I must admit that I find it hard to understand how anyone could leave Durham Cathedral (the finest building in the world), but Bishop Tom Wright has announced that he will be leaving his post as Bishop of Durham to take up a post at St, Andrews University. You can find the official press notice here. It includes this paragraph:
Announcing his move, Bishop Tom said, ‘This has been the hardest decision of my life. It has been an indescribable privilege to be Bishop of the ancient Diocese of Durham, to work with a superb team of colleagues, to take part in the work of God’s kingdom here in the north-east, and to represent the region and its churches in the House of Lords and in General Synod. I have loved the people, the place, the heritage and the work. But my continuing vocation to be a writer, teacher and broadcaster, for the benefit (I hope) of the wider world and church, has been increasingly difficult to combine with the complex demands and duties of a diocesan bishop. I am very sad about this, but the choice has become increasingly clear.’
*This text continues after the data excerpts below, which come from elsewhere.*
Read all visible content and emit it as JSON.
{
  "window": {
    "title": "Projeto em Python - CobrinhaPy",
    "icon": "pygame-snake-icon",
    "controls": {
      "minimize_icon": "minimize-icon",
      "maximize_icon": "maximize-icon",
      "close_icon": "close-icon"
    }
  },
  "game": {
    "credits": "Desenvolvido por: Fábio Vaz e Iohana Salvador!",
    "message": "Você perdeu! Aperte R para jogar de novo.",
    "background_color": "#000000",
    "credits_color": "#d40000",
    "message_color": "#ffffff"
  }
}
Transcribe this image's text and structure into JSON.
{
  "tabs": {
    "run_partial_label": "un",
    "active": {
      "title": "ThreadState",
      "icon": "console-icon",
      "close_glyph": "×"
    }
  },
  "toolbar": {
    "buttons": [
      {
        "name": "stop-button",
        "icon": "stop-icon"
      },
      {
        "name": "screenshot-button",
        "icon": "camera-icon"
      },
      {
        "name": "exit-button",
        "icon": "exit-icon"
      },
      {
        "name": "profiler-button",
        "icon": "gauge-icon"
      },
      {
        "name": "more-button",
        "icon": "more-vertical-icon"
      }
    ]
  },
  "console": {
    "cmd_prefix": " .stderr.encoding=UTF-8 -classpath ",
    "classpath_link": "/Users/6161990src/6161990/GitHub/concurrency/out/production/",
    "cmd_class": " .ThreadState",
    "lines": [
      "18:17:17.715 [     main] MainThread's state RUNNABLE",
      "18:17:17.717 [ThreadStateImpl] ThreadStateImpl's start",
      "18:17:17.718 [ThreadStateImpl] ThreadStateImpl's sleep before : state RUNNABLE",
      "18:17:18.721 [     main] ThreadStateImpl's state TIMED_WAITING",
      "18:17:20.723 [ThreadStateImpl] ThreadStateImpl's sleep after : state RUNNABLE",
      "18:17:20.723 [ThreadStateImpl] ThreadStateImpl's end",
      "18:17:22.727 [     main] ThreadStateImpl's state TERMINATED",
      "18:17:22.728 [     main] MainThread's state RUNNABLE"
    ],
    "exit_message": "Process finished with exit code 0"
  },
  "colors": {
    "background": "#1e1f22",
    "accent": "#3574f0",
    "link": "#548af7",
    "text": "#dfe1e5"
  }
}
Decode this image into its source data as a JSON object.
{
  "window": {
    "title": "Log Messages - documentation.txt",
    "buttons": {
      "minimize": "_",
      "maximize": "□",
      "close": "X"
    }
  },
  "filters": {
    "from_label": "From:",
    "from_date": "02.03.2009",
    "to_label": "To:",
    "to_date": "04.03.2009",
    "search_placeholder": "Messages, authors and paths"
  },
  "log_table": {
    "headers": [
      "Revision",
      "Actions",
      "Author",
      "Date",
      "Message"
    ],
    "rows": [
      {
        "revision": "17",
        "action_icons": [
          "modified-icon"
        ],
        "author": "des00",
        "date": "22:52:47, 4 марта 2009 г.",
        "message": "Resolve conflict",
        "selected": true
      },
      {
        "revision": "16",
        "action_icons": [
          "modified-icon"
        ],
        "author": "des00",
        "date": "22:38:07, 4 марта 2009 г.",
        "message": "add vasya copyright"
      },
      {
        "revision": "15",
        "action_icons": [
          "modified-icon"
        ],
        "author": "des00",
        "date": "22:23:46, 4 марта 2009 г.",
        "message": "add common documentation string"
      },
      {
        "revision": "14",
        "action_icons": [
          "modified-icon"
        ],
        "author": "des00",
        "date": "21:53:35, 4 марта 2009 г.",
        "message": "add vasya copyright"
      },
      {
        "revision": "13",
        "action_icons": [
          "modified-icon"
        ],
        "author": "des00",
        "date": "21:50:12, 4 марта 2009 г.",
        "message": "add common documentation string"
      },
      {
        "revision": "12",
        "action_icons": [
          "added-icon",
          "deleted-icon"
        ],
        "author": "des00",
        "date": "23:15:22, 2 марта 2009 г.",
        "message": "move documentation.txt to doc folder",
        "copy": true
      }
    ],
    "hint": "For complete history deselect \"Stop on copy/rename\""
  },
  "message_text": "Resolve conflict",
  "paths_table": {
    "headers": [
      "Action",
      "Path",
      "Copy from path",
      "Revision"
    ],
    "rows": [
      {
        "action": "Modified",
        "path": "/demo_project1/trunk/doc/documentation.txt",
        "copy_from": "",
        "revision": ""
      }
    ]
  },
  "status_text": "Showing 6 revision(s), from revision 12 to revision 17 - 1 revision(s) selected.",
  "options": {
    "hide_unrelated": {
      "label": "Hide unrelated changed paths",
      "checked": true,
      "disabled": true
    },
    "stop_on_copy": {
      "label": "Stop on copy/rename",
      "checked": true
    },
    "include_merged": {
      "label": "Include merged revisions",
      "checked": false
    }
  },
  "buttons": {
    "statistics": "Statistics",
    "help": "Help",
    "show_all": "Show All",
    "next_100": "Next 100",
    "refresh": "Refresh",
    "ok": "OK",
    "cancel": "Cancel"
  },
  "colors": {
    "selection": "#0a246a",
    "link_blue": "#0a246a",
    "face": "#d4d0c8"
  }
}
Doug Chaplin expresses a frustration that I share that it seems impossible to to combine the role of Bishop and scholar in this day and age:
When entirely pragmatic considerations drive academic theology out of the pastoral ministry something has gone wrong. The Church’s seminal theology was produced in large part by scholarly bishops. Think Athanasius and Augustine. Or, less ambitiously, just go back 120 years when Westcott succeeded Lightfoot as Bishop of Durham and Hort preached at his consecration. Is such a time now unimaginable, never mind impossible?
I think it is, and that, it seems to me is a matter for deep regret.
For myself, I stand amazed at anyone who can produce both the contextualised, pastoral theology as The Cross and the Colliery and the academically rigorous The New Testament and the People of God. Clearly Tom Wright had the ability to be both a pastor and an academic, it is sad that they rigours of modern life seem to render the twin roles so difficult. However, if his new role in St Andrews means that he will have the time to write more, then I, for one, will be grateful.